Adopting zero-trust processes and technology that continuously evaluates users’ and devices’ access to data and systems can help companies continue to operate securely, even when their applications, data, and users are no longer in an office.
4. Move from device identity to behavior monitoring
With employees out of the office, a key component of zero trust is taking a census of connected devices and monitoring their use of applications, data, and cloud services. Once a device has an identity in the system, its appropriate rights and privileges can be determined depending on which user it is associated with. In addition, behavioral monitoring of users becomes a possibility.
Depending on the actions of the device or user, many types of attacks can be blocked, said Robert MacDonald, director of solutions marketing at Micro Focus.
“Putting them under management is not enough. You have to look at the relationships those devices have with each other. If my device is accessing the network from China, that is not right, because the company knows that I’m in Ottawa.”

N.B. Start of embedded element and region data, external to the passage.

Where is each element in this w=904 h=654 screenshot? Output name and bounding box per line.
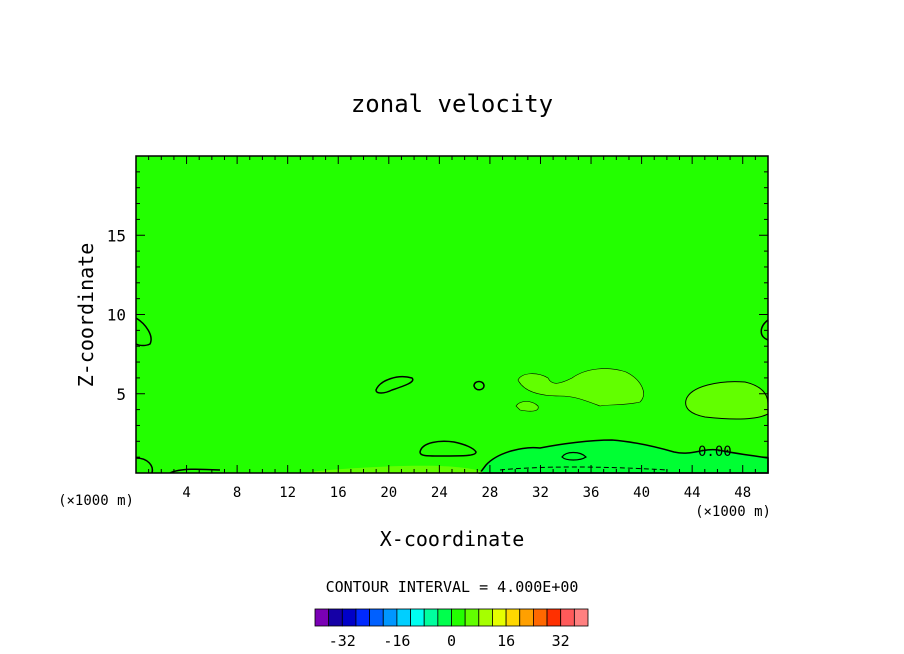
colorbar-cell — [314, 608, 330, 627]
contour-loop-1 — [375, 376, 414, 394]
positive-region-small — [515, 401, 539, 412]
colorbar-cell — [437, 608, 452, 627]
contour-dashed-negative — [499, 466, 669, 471]
x-tick-label: 4 — [182, 485, 190, 501]
x-tick-label: 28 — [481, 485, 498, 501]
colorbar-cell — [560, 608, 575, 627]
x-tick-label: 24 — [431, 485, 448, 501]
y-tick-label: 5 — [116, 385, 126, 404]
x-unit-right: (×1000 m) — [695, 504, 771, 520]
contour-interval-text: CONTOUR INTERVAL = 4.000E+00 — [326, 578, 579, 596]
contour-loop-4 — [561, 451, 587, 461]
y-tick-label: 10 — [107, 306, 126, 325]
x-tick-label: 8 — [233, 485, 241, 501]
positive-region-center — [517, 368, 644, 407]
colorbar-tick-label: -32 — [329, 632, 356, 650]
contour-loop-2 — [473, 380, 485, 391]
colorbar-cell — [533, 608, 548, 627]
x-tick-label: 16 — [330, 485, 347, 501]
colorbar-tick-label: 16 — [497, 632, 515, 650]
x-tick-label: 48 — [734, 485, 751, 501]
x-tick-label: 40 — [633, 485, 650, 501]
colorbar-cell — [451, 608, 466, 627]
x-tick-label: 36 — [583, 485, 600, 501]
x-unit-left: (×1000 m) — [58, 493, 134, 509]
chart-title: zonal velocity — [351, 90, 553, 118]
colorbar-cell — [519, 608, 534, 627]
colorbar-cell — [328, 608, 343, 627]
x-tick-label: 44 — [684, 485, 701, 501]
contour-left-edge-1 — [135, 317, 152, 347]
colorbar-cell — [369, 608, 384, 627]
colorbar-cell — [492, 608, 507, 627]
colorbar-cell — [573, 608, 589, 627]
colorbar-cell — [410, 608, 425, 627]
negative-region-bottom — [478, 439, 769, 474]
positive-region-bottom-left — [300, 465, 484, 473]
x-tick-label: 20 — [380, 485, 397, 501]
x-axis-label: X-coordinate — [380, 527, 525, 551]
plot-background — [136, 156, 768, 473]
x-tick-label: 32 — [532, 485, 549, 501]
x-tick-label: 12 — [279, 485, 296, 501]
colorbar-cell — [505, 608, 521, 627]
contour-right-edge — [760, 319, 769, 341]
colorbar-cell — [341, 608, 357, 627]
colorbar-cell — [546, 608, 562, 627]
contour-label: 0.00 — [698, 444, 732, 460]
colorbar-tick-label: 32 — [552, 632, 570, 650]
y-tick-label: 15 — [107, 226, 126, 245]
colorbar: -32 -16 0 16 32 — [314, 608, 589, 650]
colorbar-cell — [382, 608, 398, 627]
contour-loop-3 — [419, 440, 477, 457]
colorbar-tick-label: -16 — [383, 632, 410, 650]
y-axis-label: Z-coordinate — [74, 243, 98, 388]
contour-left-edge-2 — [135, 457, 154, 474]
colorbar-cell — [355, 608, 371, 627]
colorbar-cell — [478, 608, 493, 627]
colorbar-tick-label: 0 — [447, 632, 456, 650]
colorbar-cell — [464, 608, 480, 627]
colorbar-cell — [423, 608, 439, 627]
colorbar-cell — [396, 608, 411, 627]
contour-bottom-line — [169, 468, 221, 474]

5. Check your supply chain
Finally, companies should verify their software supply chain, especially on the development side. The average application has 445 components, and 91% of applications have at least one outdated or abandoned component, according to software security firm Synopsys.
While a trusted information architecture is critical for cybersecurity, you have to be able to trust your software and hardware as well, said MITRE’s Visner.
“Security requires that you are making sure that your hardware and software are secure, understanding the supply chains, and identifying vulnerable software components and patching them.”
Stay aware all year
While National Cybersecurity Awareness Month ends on October 31, organizations should constantly revisit and review every aspect of their security programs, said Micro Focus’s MacDonald.
“While we have a month dedicated to cybersecurity, it is something that never ends. It is something that we have to pay attention to every hour and every minute, and it is forever changing. But the basic requirements or best practices still remain the same.”